Schauffele followed a second-round 66 with a 67 on Saturday to take a share of the 9-under-par lead with Jordan Spieth and Kevin Kisner.

Although he hasn’t won in 2018, he did finish runner-up at The Players and tied for sixth at the U.S. Open, two of the year’s toughest tests.

Full-field scores from the 147th Open Championship

Full coverage of the 147th Open Championship

“Growing up, I always hit it well and played well in tough conditions,” Schauffele said. “I wasn't the guy to shoot 61. I was the guy to shoot like 70 when it was playing really hard.”

Sunday’s pairing could make things even more challenging when he’ll head out in the day’s final tee time with Spieth, the defending champion. But being the underdog in a pairing, like he was on Saturday alongside Rory McIlroy, is not a problem.

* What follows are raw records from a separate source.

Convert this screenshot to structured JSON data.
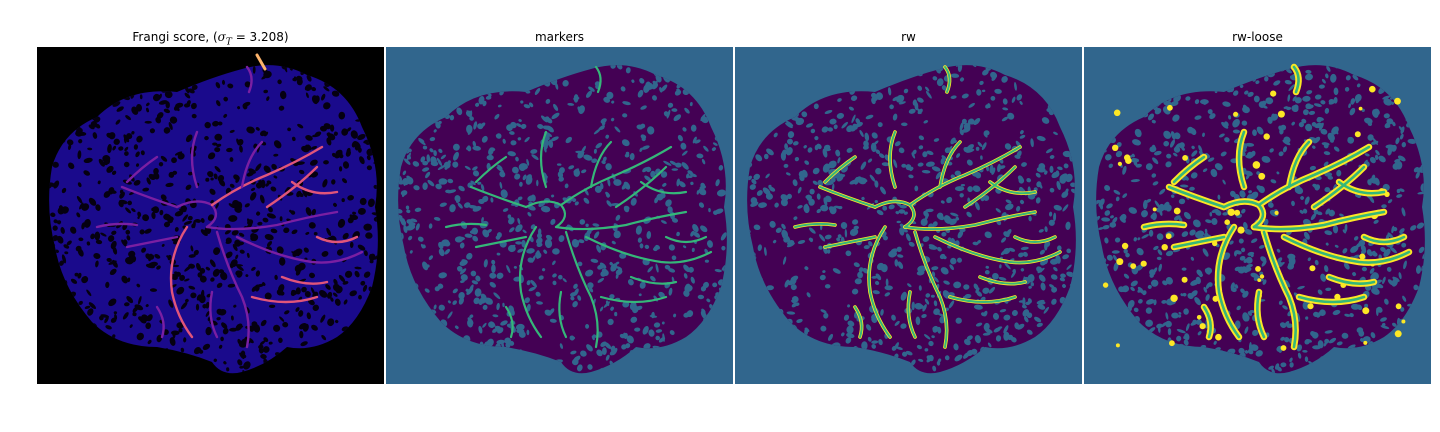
{
  "figure": {
    "panels": [
      {
        "title_prefix": "Frangi score, (",
        "title_sigma": "σ",
        "title_sub": "T",
        "title_suffix": " = 3.208)",
        "colormap": "magma",
        "background_color": "#000000",
        "vessel_colors": [
          "#1a0a8c",
          "#7a1fa2",
          "#e0557a",
          "#fcb36b"
        ]
      },
      {
        "title": "markers",
        "background_color": "#31668d",
        "tissue_color": "#440154",
        "marker_color": "#35b779"
      },
      {
        "title": "rw",
        "background_color": "#31668d",
        "tissue_color": "#440154",
        "marker_color": "#35b779",
        "extra_color": "#fde725"
      },
      {
        "title": "rw-loose",
        "background_color": "#31668d",
        "tissue_color": "#440154",
        "marker_color": "#35b779",
        "extra_color": "#fde725"
      }
    ]
  }
}
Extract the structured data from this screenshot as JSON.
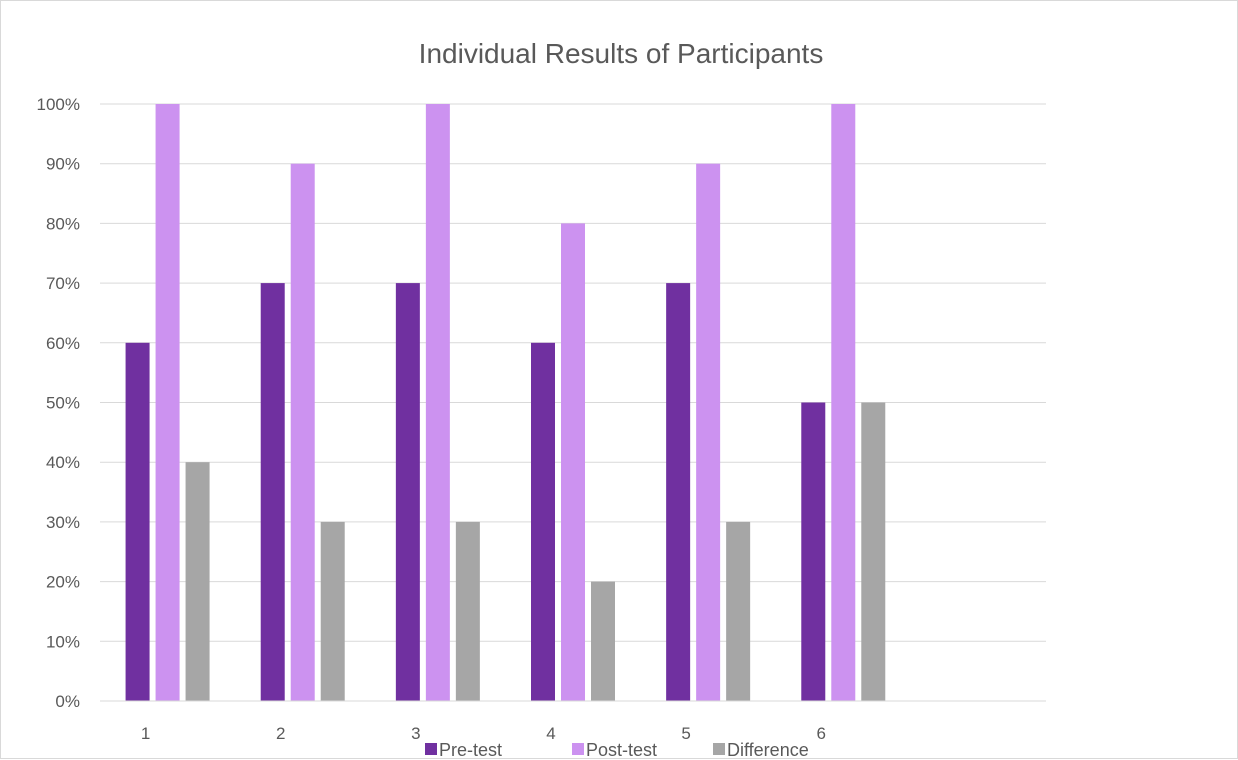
{
  "chart_data": {
    "type": "bar",
    "title": "Individual Results of Participants",
    "categories": [
      "1",
      "2",
      "3",
      "4",
      "5",
      "6",
      ""
    ],
    "series": [
      {
        "name": "Pre-test",
        "color": "#7030a0",
        "values": [
          60,
          70,
          70,
          60,
          70,
          50,
          null
        ]
      },
      {
        "name": "Post-test",
        "color": "#cc92f0",
        "values": [
          100,
          90,
          100,
          80,
          90,
          100,
          null
        ]
      },
      {
        "name": "Difference",
        "color": "#a6a6a6",
        "values": [
          40,
          30,
          30,
          20,
          30,
          50,
          null
        ]
      }
    ],
    "ylim": [
      0,
      100
    ],
    "yticks": [
      "0%",
      "10%",
      "20%",
      "30%",
      "40%",
      "50%",
      "60%",
      "70%",
      "80%",
      "90%",
      "100%"
    ],
    "grid": true,
    "legend": "bottom",
    "xlabel": "",
    "ylabel": ""
  }
}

“All the guys I've talked to said, 'Live it up while you can, fly under the radar,'” he said. “Today I played in front of what you call Rory's crowd and guys were just yelling all the time, even while he's trying to putt, and he had to step off a few times. No one was yelling at me while I was putting. So I kind of enjoy just hanging back and relaxing.”